The newly leased building is in San Dimas Corporate Park, near the 210 and 57 freeways. It is surrounded by 2.5 acres of open land, and has more than 7,000 square feet of office space and 32-foot ceiling clearance in the warehouse.

TP-Link sells its networking products online and in stores through retailers including Wal-Mart Stores Inc., Fry’s Electronics Inc. and Amazon.com Inc.

CBRE Group Inc.’s Jason Chao, who represented the company in the deal, said that TP-Link needed expansion space.

“This property met all of the needs of our client,” Chao said in a statement. “It’s easily accessible to major freeways, centrally located among the high-image corporate park of San Dimas, nearby to retail amenities and the physical aspects of the building are ideal for their distribution needs.”

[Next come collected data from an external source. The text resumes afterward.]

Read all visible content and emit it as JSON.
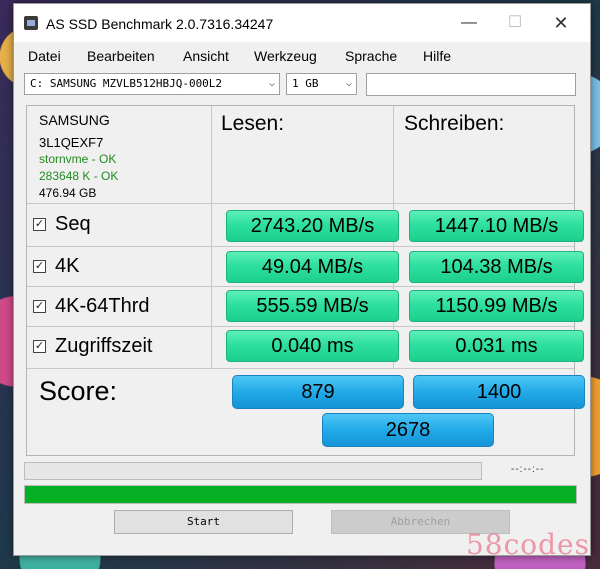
{
  "window": {
    "title": "AS SSD Benchmark 2.0.7316.34247",
    "min_symbol": "—",
    "max_symbol": "☐",
    "close_symbol": "✕"
  },
  "menu": [
    "Datei",
    "Bearbeiten",
    "Ansicht",
    "Werkzeug",
    "Sprache",
    "Hilfe"
  ],
  "toolbar": {
    "drive": "C: SAMSUNG MZVLB512HBJQ-000L2",
    "size": "1 GB",
    "path": ""
  },
  "drive_info": {
    "vendor": "SAMSUNG",
    "firmware": "3L1QEXF7",
    "driver": "stornvme - OK",
    "alignment": "283648 K - OK",
    "capacity": "476.94 GB"
  },
  "headers": {
    "read": "Lesen:",
    "write": "Schreiben:"
  },
  "tests": [
    {
      "label": "Seq",
      "checked": true,
      "read": "2743.20 MB/s",
      "write": "1447.10 MB/s"
    },
    {
      "label": "4K",
      "checked": true,
      "read": "49.04 MB/s",
      "write": "104.38 MB/s"
    },
    {
      "label": "4K-64Thrd",
      "checked": true,
      "read": "555.59 MB/s",
      "write": "1150.99 MB/s"
    },
    {
      "label": "Zugriffszeit",
      "checked": true,
      "read": "0.040 ms",
      "write": "0.031 ms"
    }
  ],
  "score": {
    "label": "Score:",
    "read": "879",
    "write": "1400",
    "total": "2678"
  },
  "status": {
    "time": "--:--:--",
    "progress_percent": 100
  },
  "buttons": {
    "start": "Start",
    "abort": "Abbrechen"
  },
  "watermark": "58codes",
  "colors": {
    "result_green": "#2ee0a0",
    "score_blue": "#22aae8",
    "progress_green": "#06b025",
    "info_green": "#228b22"
  }
}
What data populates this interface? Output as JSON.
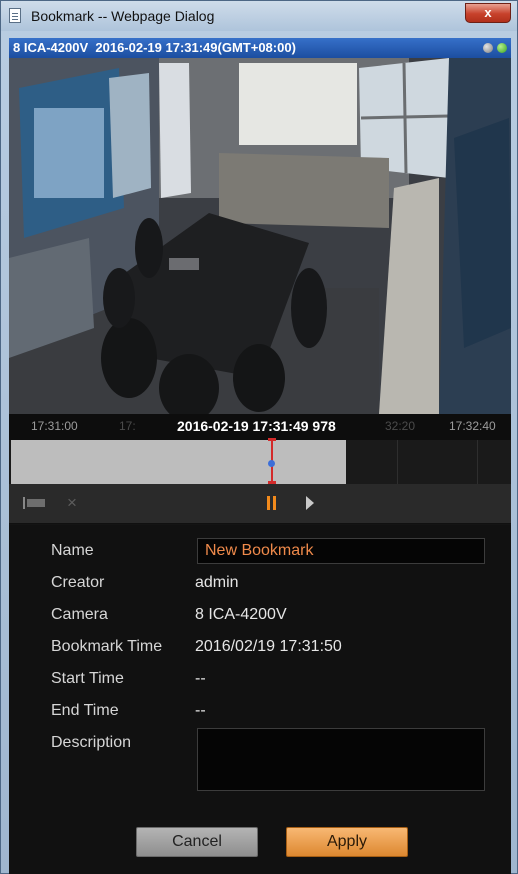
{
  "window": {
    "title": "Bookmark -- Webpage Dialog",
    "close_label": "x"
  },
  "camera": {
    "header": "8 ICA-4200V  2016-02-19 17:31:49(GMT+08:00)"
  },
  "ruler": {
    "ticks": [
      "17:31:00",
      "17:",
      "32:20",
      "17:32:40"
    ],
    "cursor_time": "2016-02-19 17:31:49 978"
  },
  "controls": {
    "delete_glyph": "×"
  },
  "form": {
    "name_label": "Name",
    "name_value": "New Bookmark",
    "creator_label": "Creator",
    "creator_value": "admin",
    "camera_label": "Camera",
    "camera_value": "8 ICA-4200V",
    "bookmark_time_label": "Bookmark Time",
    "bookmark_time_value": "2016/02/19 17:31:50",
    "start_time_label": "Start Time",
    "start_time_value": "--",
    "end_time_label": "End Time",
    "end_time_value": "--",
    "description_label": "Description",
    "description_value": ""
  },
  "buttons": {
    "cancel": "Cancel",
    "apply": "Apply"
  },
  "colors": {
    "accent_orange": "#f28a1c",
    "header_blue": "#2a5fb7",
    "status_green": "#34a11f"
  }
}
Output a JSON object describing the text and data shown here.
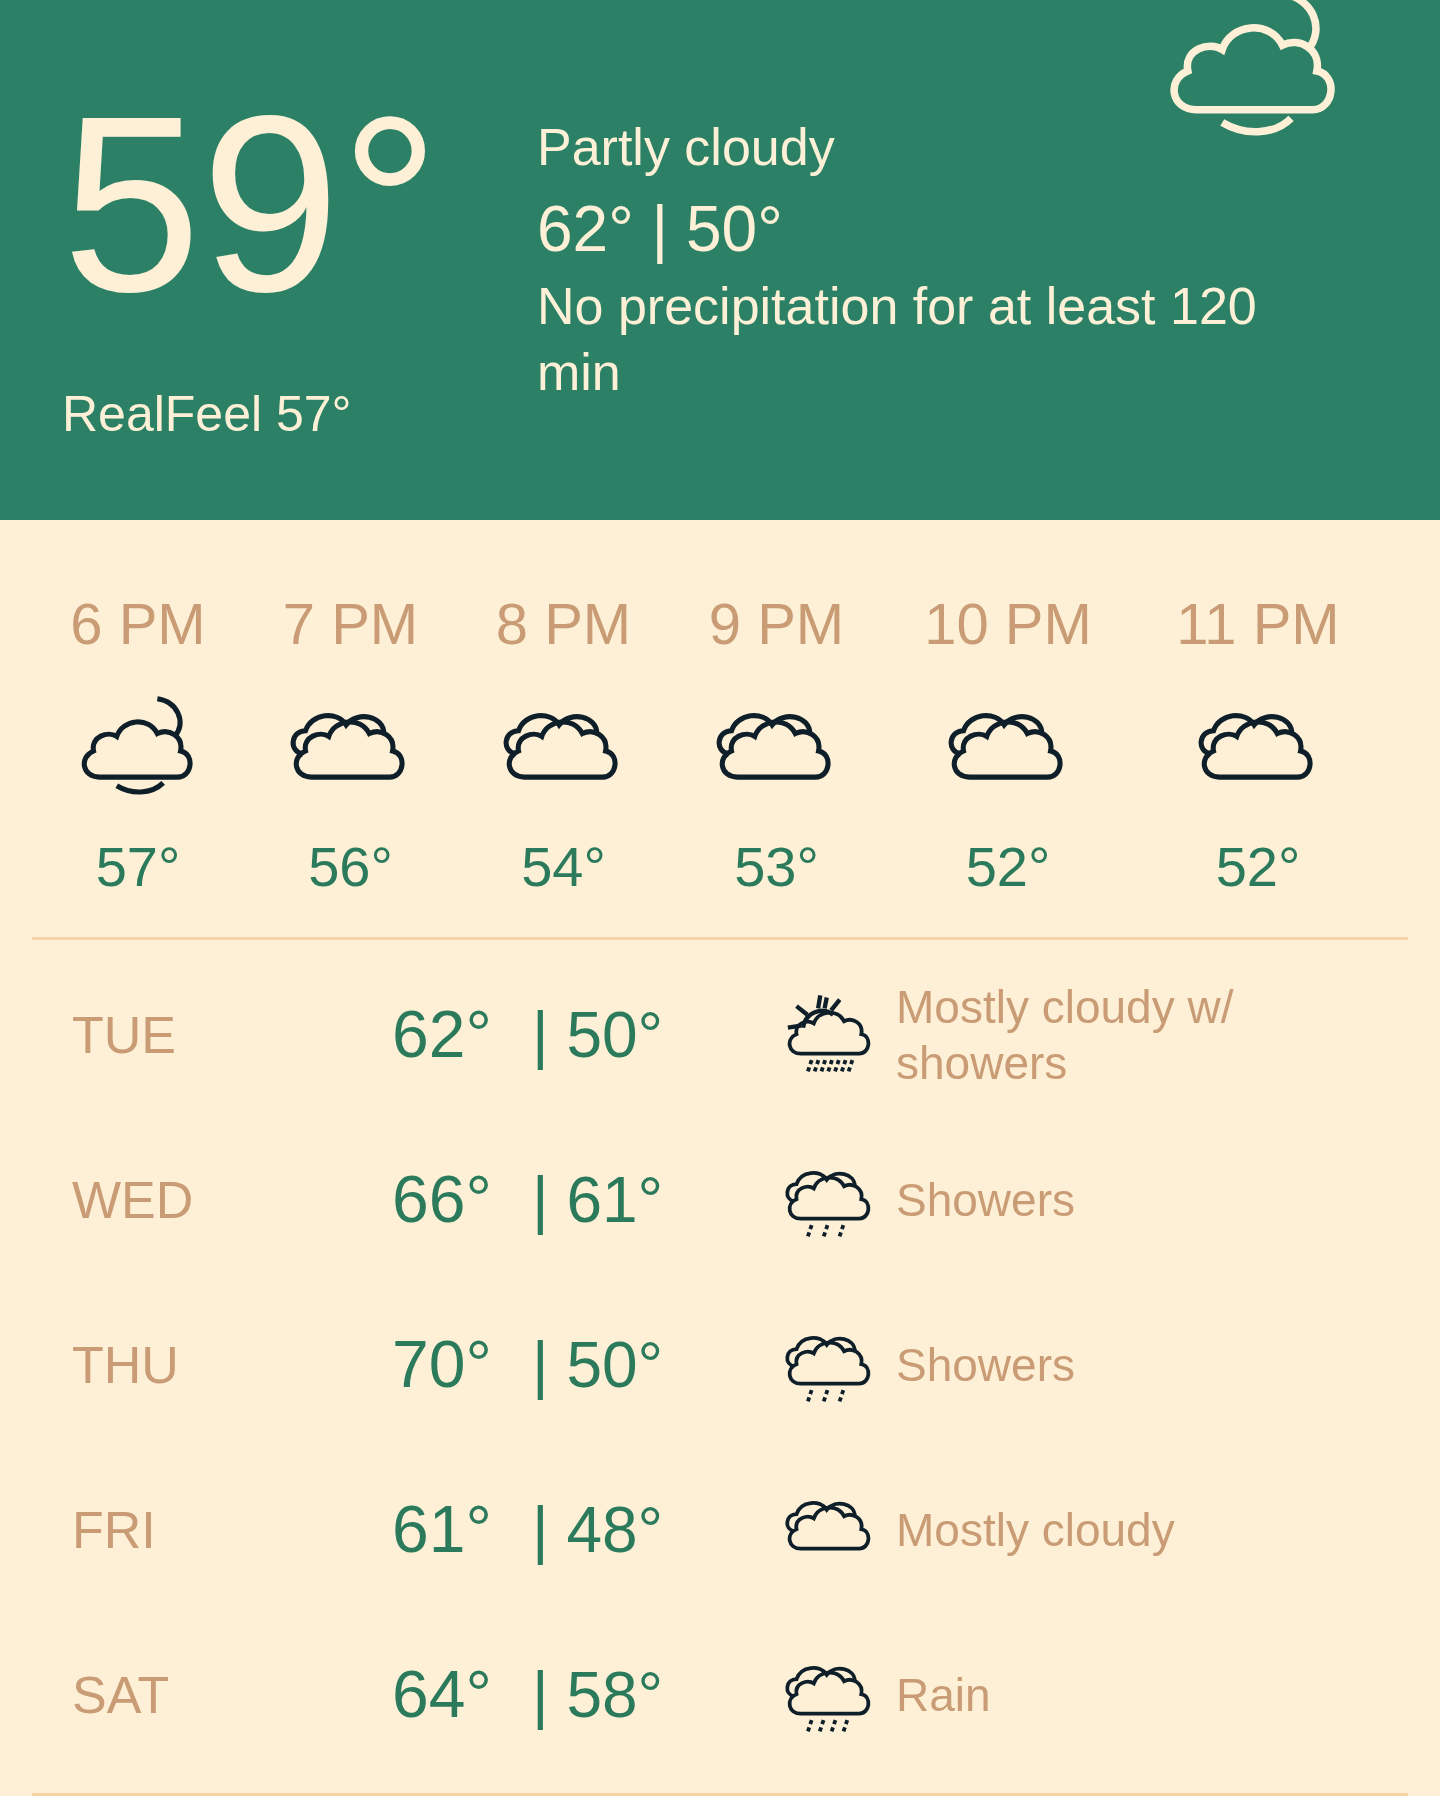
{
  "current": {
    "temperature": "59°",
    "condition": "Partly cloudy",
    "high_low": "62° | 50°",
    "precipitation": "No precipitation for at least 120 min",
    "realfeel": "RealFeel 57°",
    "kind": "night-partly-cloudy"
  },
  "hourly": [
    {
      "time": "6 PM",
      "kind": "night-partly-cloudy",
      "temperature": "57°"
    },
    {
      "time": "7 PM",
      "kind": "cloudy",
      "temperature": "56°"
    },
    {
      "time": "8 PM",
      "kind": "cloudy",
      "temperature": "54°"
    },
    {
      "time": "9 PM",
      "kind": "cloudy",
      "temperature": "53°"
    },
    {
      "time": "10 PM",
      "kind": "cloudy",
      "temperature": "52°"
    },
    {
      "time": "11 PM",
      "kind": "cloudy",
      "temperature": "52°"
    }
  ],
  "daily": [
    {
      "day": "TUE",
      "high": "62°",
      "low": "| 50°",
      "kind": "sun-showers",
      "condition": "Mostly cloudy w/ showers"
    },
    {
      "day": "WED",
      "high": "66°",
      "low": "| 61°",
      "kind": "showers",
      "condition": "Showers"
    },
    {
      "day": "THU",
      "high": "70°",
      "low": "| 50°",
      "kind": "showers",
      "condition": "Showers"
    },
    {
      "day": "FRI",
      "high": "61°",
      "low": "| 48°",
      "kind": "cloudy",
      "condition": "Mostly cloudy"
    },
    {
      "day": "SAT",
      "high": "64°",
      "low": "| 58°",
      "kind": "rain",
      "condition": "Rain"
    }
  ]
}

CBRE’s Lynn Knox and Kent Stalwick represented the landlords.

Delinquency Declines

Los Angeles County homeowners are getting better about paying their mortgages on time.

The county’s residential mortgage delinquency rate, a measure of those who are 60 or more days past due on their mortgage payments, fell more than two points in the second quarter to 3.6 percent, down from 5.9 percent in the year-ago period, according to a TransUnion analysis released last week. It was the 14th consecutive quarter of decline for the region.

The average mortgage debt held by a borrower in the county was $354,396, down from $359,459 in the year-ago quarter.

The county’s past-due rate matched the statewide level. California’s rate declined to 3.6 percent, down from 6.1 percent a year ago, and was the country’s second largest year-over-year decline behind Arizona. The state still has the second-highest average mortgage debt in the country, at $324,197 per borrower, despite falling about $5,000.

The local and state delinquency rates bested the national delinquency rate of 4.1 percent last quarter. The nation saw only a 1.4 percent decline year over year; its average mortgage debt declined slightly as well, dropping about $700 to $187,635.